Documentary photography was amply represented in the works of Slovak and Czech photographers. Instead of the three originally announced series (Gypsies, Portraits and New York – City of Tolerance) Tibor Huszár decided to exhibit only his photographs from the American metropolis. These however, could have used a stricter selection procedure since – in addition to some excellent photographs offering much space for individual interpretation – there were a number of rather two- dimensional images. Huszár is undoubtedly a better photographer than the works shown in this exhibit. A more subjective approach to documentary photography, using strong visual metaphors and contrasting various motifs, was exquisitely presented in Andrej Bán’s series (and the recently published book) The Other Slovakia, as well as by all four recipients of grants from Bratislava’s Institute for Public Affairs: Martin Kollár, Jozef Ondzik, Lucia Nimcová and Tomki Němec. Their joint exhibit at Bratislava’s castle was a pleasant surprise thanks to the fact that it displayed a number of the artists’ lesser-known photographs. Czech photography was represented by traditional black-and-white photographs from the Mission series by Alena Dvořáková and Viktor Fischer and by Jiří Křenek’s expressive series Hypermarkets, Small Towns and Mobiles, which focus on globalisation and consumerism and inventively exploit the possibilities of colour.

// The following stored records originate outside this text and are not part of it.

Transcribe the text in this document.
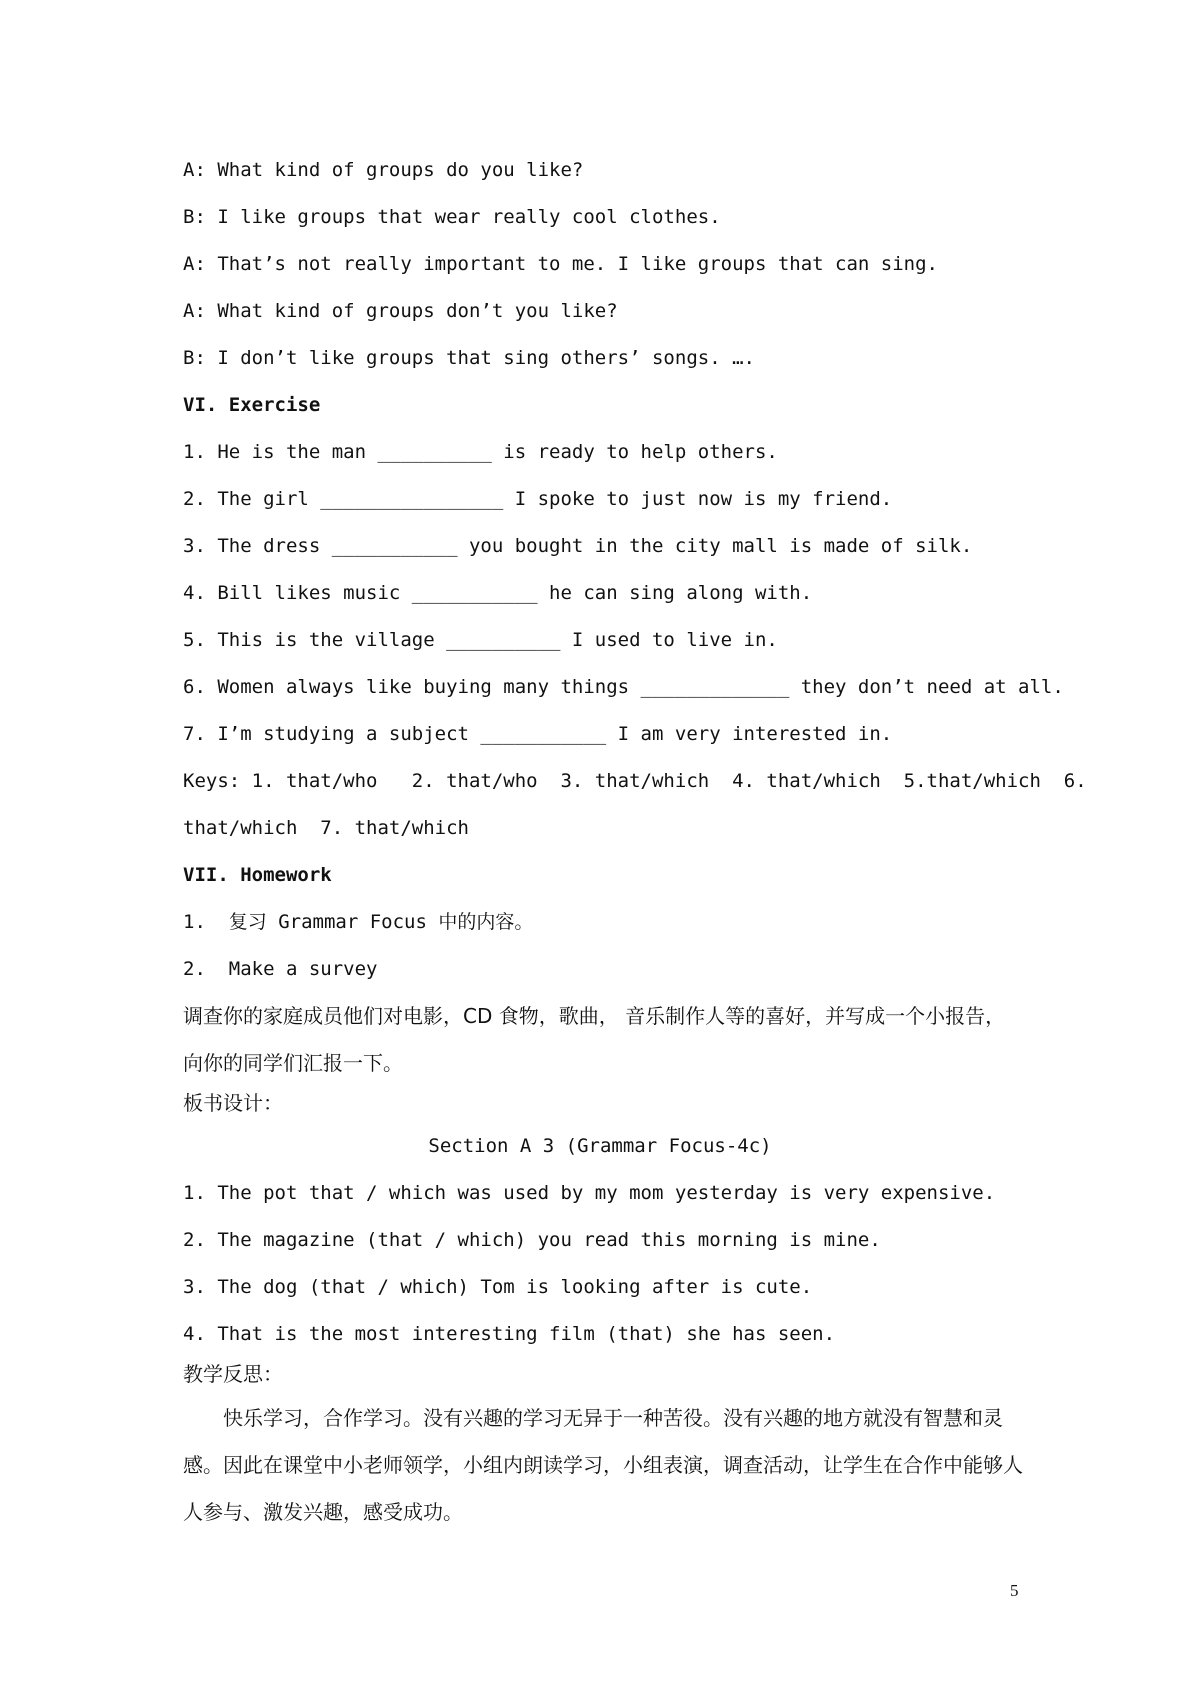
A: What kind of groups do you like?
B: I like groups that wear really cool clothes.
A: That’s not really important to me. I like groups that can sing.
A: What kind of groups don’t you like?
B: I don’t like groups that sing others’ songs. ….
VI. Exercise
1. He is the man __________ is ready to help others.
2. The girl ________________ I spoke to just now is my friend.
3. The dress ___________ you bought in the city mall is made of silk.
4. Bill likes music ___________ he can sing along with.
5. This is the village __________ I used to live in.
6. Women always like buying many things _____________ they don’t need at all.
7. I’m studying a subject ___________ I am very interested in.
Keys: 1. that/who   2. that/who  3. that/which  4. that/which  5.that/which  6.
that/which  7. that/which
VII. Homework
1.  复习 Grammar Focus 中的内容。
2.  Make a survey
调查你的家庭成员他们对电影，CD 食物，歌曲， 音乐制作人等的喜好，并写成一个小报告，
向你的同学们汇报一下。
板书设计：
Section A 3 (Grammar Focus-4c)
1. The pot that / which was used by my mom yesterday is very expensive.
2. The magazine (that / which) you read this morning is mine.
3. The dog (that / which) Tom is looking after is cute.
4. That is the most interesting film (that) she has seen.
教学反思：
快乐学习，合作学习。没有兴趣的学习无异于一种苦役。没有兴趣的地方就没有智慧和灵感。因此在课堂中小老师领学，小组内朗读学习，小组表演，调查活动，让学生在合作中能够人人参与、激发兴趣，感受成功。
5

This time in Bratislava (and also at festivals in Arles and Berlin), all kinds of conceptual, intermedia and staged photography were overshadowed by documentary works. This does not mean that they are marginal movements within the context of international photography, but rather that this year’s programming was not particularly strong in these fields. Audiences gave a warm reception to the well-composed retrospective of works by Miro Švolík, which nevertheless – despite the presence of a number of new and witty photographs – showed that Švolík has not yet overcome the playful high-angle tableaux vivants he made during his studies at FAMU. Not even his latest ”risqué“ close-ups of vaginas composed into kaleidoscopic flowers was able to change this fact. One of the best and most topical exhibits in this area was The Phenomenon of the Feminine by young Slovak photographer Silvia Saparová. In four series with a modern visual arrangement, the artist explores issues of the female body, its physicality and the current position of women in society. Straddling the border between documentary and conceptual photography were two exceptional and sociologically telling series of large-format colour photographs by Weronika Lodzińska and Andrzej Kramarz showing various decorations of beds and their surroundings in a Krakow homeless shelter as well as the interiors of so-called ”white rooms“ in Poland’s Podhale region which are not meant to be lived in but are part of religious tradition. This exhibit, without a doubt one of the strongest of the whole festival, was, however, only displayed for a mere hour during the opening reception, with the photographs held up by 36 volunteers. The damp bomb shelter where they were supposed to be exhibited turned out to be unsuitable for an exhibit. It is a pity that the organisers did not provide it with a better space.